S. cerevisiae Δnup60 Δmlp1 strain was transformed with pRS315_MLP1p_MLP1-yeGFP_NUP1t and pRS316_NUP60p_NUP60(1-539)-mCherry_NUP1t-derived constructs and selected on solid SDC-LEU-URA medium. For live cell imaging, yeast cells were grown in SDC-LEU-URA medium at 30 °C to midlog phase and collected by centrifugation. Cells were mounted on agarose pads74 and visualized with a 60× 1.42 NA Plan-Apochromat oil-immersion objective using DeltaVision Elite microscope (GE Healthcare) equipped with a cooled CCD camera (CoolSNAP HQ2) (Photometrics). The imaging system was controlled with softWoRx 6.5.2 software. In-built image restoration by deconvolution (ratio conservative method) was applied to all images acquired.

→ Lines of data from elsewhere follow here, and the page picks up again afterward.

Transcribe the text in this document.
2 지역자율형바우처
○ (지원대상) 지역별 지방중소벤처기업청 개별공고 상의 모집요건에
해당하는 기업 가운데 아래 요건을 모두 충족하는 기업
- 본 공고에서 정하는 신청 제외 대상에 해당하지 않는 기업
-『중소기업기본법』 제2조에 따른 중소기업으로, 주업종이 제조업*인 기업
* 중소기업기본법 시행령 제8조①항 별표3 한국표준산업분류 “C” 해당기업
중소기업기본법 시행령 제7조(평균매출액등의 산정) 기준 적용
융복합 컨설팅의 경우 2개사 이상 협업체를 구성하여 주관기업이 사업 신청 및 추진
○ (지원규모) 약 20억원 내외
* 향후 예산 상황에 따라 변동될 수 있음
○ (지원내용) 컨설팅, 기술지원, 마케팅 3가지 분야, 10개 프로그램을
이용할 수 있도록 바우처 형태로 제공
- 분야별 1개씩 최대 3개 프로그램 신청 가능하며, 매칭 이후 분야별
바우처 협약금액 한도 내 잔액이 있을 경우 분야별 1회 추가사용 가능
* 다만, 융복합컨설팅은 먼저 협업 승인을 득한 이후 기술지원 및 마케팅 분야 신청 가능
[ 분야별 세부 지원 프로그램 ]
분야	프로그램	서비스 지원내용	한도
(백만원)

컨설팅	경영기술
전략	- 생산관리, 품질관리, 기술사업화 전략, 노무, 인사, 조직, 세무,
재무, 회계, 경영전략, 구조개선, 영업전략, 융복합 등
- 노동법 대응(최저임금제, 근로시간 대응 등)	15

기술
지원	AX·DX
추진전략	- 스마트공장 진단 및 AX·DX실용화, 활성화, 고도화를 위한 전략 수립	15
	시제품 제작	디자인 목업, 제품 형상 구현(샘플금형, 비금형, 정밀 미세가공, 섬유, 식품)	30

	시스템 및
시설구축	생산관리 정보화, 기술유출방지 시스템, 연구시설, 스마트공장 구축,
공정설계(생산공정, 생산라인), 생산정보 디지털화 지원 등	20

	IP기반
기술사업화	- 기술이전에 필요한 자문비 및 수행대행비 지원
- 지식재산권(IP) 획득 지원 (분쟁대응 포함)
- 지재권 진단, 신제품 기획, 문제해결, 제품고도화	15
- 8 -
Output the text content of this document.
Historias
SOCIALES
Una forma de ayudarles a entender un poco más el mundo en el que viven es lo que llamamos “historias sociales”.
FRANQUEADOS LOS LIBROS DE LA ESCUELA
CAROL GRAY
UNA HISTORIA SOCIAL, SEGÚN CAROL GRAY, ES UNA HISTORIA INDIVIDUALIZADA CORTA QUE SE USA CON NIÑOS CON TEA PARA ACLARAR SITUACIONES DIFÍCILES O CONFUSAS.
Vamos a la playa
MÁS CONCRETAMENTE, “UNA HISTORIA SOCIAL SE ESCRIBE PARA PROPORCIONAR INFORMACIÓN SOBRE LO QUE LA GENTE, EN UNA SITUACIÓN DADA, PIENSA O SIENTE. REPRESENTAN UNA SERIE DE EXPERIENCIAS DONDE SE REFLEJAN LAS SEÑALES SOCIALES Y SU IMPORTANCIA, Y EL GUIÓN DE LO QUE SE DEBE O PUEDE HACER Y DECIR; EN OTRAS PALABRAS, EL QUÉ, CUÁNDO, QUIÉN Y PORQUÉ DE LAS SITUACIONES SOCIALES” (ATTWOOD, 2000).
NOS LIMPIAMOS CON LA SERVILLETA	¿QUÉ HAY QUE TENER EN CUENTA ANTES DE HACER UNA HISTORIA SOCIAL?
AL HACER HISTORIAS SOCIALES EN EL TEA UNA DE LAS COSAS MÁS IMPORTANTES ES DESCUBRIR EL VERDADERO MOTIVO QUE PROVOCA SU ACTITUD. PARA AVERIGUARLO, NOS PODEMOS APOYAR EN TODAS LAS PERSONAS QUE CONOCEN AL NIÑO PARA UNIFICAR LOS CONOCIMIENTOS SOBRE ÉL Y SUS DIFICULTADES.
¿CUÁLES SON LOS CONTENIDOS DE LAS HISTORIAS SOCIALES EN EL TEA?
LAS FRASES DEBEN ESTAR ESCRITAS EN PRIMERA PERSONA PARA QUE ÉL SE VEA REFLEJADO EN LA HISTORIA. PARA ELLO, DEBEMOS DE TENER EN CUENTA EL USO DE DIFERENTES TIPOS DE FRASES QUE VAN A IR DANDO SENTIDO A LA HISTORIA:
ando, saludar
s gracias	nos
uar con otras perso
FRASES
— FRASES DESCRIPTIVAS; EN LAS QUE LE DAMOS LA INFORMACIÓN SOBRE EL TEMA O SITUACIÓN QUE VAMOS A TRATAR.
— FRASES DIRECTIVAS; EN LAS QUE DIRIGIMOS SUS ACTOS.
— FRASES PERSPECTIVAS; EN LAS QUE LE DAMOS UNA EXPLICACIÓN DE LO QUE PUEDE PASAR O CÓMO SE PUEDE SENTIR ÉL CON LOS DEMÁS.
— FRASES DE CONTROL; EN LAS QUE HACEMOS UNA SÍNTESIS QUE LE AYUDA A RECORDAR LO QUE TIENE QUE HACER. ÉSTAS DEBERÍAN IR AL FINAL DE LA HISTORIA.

Quantification of live cell fluorescence images

To quantify the degree of protein (either Nup60-mCherry or Mlp1-mGFP) enrichment at the NE compared with the N, nuclear rim regions (bands of 1.29 μm in width, corresponding to 12 pixels) were manually traced and straightened in FIJI. Consistent clockwise tracing ensured that after the straightening the nuclear and cytoplasmic sides of the nuclear envelope were consistently oriented across all selections. Only cells expressing both Nup60-mCherry and Mlp1-mGFP were included in the analysis. For each cell, the straightened selection of the nuclear rim was analysed in a row-wise fashion, that is, for each row of pixels the nuclear intensity I(N) and NE intensity I(NE) values were extracted. I(N) was defined as the intensity of a pixel on the nuclear side, which is distalmost from the NE in the given selection (on average, ~600 nm away from the peak fluorescence intensity corresponding to the NE). I(NE) was defined as the maximum intensity value in the row of pixels. The enrichment factor I(NE)/I(N) was defined as the ratio between median I(NE) and I(N) for each cell.

To quantify the nuclear puncta of Mlp1-mGFP, 50 cells from every condition were visually inspected (z-stack) and cells harbouring nuclear foci were counted. Only cells expressing both Nup60-mCherry and Mlp1-mGFP were included in the analysis.

Statistics and reproducibility

No statistical method was used to predetermine sample size. When analysing live cell fluorescence imaging data (Fig. 7a,b), only cells that expressed both the Nup60-mCherry and Mlp1-mGFP plasmids were included (that is, cells expressing only one plasmid due to plasmid loss were excluded). To characterize the effect of Nup60 mutations on the localization of Mlp1, it was necessary for both proteins to be present in the cells. This exclusion criterion was determined before the experiment. To control for any time-dependent effects during in vitro binding assays, binding experiments were repeated with random sample processing order. Blinding was not implemented during experiments and outcome assessments because the same investigator performed and analysed all the experiments. Experiments were performed the following number of times: twice (Figs. 3c–f, 4b,d–g and 5b,d,f and Extended Data Figs. 1i,j, 2d, 3a,b, 5a–c, 7b,c and 9a), three times (Figs. 1d, 2c,e,g, 3b, 6b–e and 7a,b and Extended Data Fig. 2a–c) and six times (Fig. 1c). The detailed summary of multiple comparison tests (two-sided Dunnett’s T3 test, α = 0.05) for Figs. 6c and 7b is provided in Source data.

Reporting summary

Further information on research design is available in the Nature Portfolio Reporting Summary linked to this article.